Author : Aileen M. Carroll
Publisher : Walch Publishing
Page : 148 pages
File Size : 47,48 MB
Release : 2000
Category : Education
ISBN : 9780825138584
Ideal as a year-long program or for selective units. This packed volume takes an intense look at Romeo and Juliet, Julius Caesar, Macbeth, Hamlet, A Midsummer Night’s Dream, and The Tempest. Each of the 40 lessons opens up the world of Shakespeare, his words, and his characters. Extensive teacher support includes assessments, historical background and language study, synopses, and suggestions for engaging hard-to-reach learners.

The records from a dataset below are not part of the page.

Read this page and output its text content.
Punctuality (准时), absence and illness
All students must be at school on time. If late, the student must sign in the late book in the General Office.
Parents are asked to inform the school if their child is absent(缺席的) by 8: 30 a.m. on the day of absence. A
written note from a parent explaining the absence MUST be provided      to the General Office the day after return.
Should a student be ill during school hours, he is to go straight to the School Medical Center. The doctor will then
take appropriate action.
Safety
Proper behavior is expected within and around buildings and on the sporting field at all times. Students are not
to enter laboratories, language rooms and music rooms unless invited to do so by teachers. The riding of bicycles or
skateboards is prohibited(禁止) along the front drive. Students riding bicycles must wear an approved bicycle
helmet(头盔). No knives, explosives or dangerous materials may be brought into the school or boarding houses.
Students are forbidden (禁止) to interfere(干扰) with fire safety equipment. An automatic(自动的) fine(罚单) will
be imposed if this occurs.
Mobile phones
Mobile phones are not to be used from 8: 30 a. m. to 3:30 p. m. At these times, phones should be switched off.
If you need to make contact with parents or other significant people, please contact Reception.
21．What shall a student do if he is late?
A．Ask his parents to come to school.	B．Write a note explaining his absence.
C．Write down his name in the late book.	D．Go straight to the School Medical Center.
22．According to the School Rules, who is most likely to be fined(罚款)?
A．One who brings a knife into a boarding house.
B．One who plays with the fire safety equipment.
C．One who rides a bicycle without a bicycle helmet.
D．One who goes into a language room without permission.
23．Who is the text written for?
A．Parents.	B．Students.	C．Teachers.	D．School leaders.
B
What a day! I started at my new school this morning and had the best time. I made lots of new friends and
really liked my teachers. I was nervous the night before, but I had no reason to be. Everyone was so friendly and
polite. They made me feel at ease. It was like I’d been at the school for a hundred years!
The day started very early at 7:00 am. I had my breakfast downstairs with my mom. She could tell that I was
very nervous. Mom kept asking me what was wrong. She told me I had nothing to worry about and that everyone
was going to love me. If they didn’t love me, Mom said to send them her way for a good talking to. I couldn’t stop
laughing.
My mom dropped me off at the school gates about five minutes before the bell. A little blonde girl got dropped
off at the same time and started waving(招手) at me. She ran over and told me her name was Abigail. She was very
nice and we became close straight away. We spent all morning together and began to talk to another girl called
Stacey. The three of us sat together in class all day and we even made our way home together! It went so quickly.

Author : Maria Del Sapio Garbero
Publisher : Routledge
Page : 230 pages
File Size : 18,44 MB
Release : 2016-12-14
Category : Literary Criticism
ISBN : 135192902X
Contributors to this collection delve into the relationship between Rome and Shakespeare. They view the presence of Rome in Shakespeare's plays not simply as an unquestioned model of imperial culture, or a routine chapter in the history of literary influence, but rather as the problematic link with a distant and foreign ancestry which is both revered and ravaged in its translation into the terms of the Bard's own cultural moment. During a time when England was engaged in constructing a rhetoric of imperial nationhood, the contributors demonstrate that Englishmen used Roman history and the classical heritage to mediate a complex range of issues, from notions of cultural identity and gender to the representation of systems of exchange with Otherness in the expanding ethnic space of the nation. This volume addresses matters of concern not only for Shakespeare scholars but also for students interested in issues connected with gender, postcolonialism and globalization. Drawing implicitly or explicitly on recent criticism (intertextual studies, postcolonial theory, Derrida's conceptualization of hospitality, gender studies, global studies) the essayists explore how the Roman Shakespeare of an emerging early modern empire asks questions of our present as well as of our past.
Author : Peter Holland
Publisher : Cambridge University Press
Page : 372 pages
File Size : 24,64 MB
Release : 2008-01-31
Category : Drama
ISBN : 9780521050005
Shakespeare Survey is a yearbook of Shakespeare studies and production. Since 1948 Survey has published the best international scholarship in English and many of its essays have become classics of Shakespeare criticism. Each volume is devoted to a theme, or play, or group of plays; each also contains a section of reviews of that year's textual and critical studies, and of the year's major British performances. The books are illustrated with a variety of Shakespearean images and production photographs. The virtues of accessible scholarship and a keen interest in performance, from Shakespeare's time to our own, have characterised the journal from the start. Most volumes of Survey have long been out of print. Backnumbers are gradually being reissued in paperback.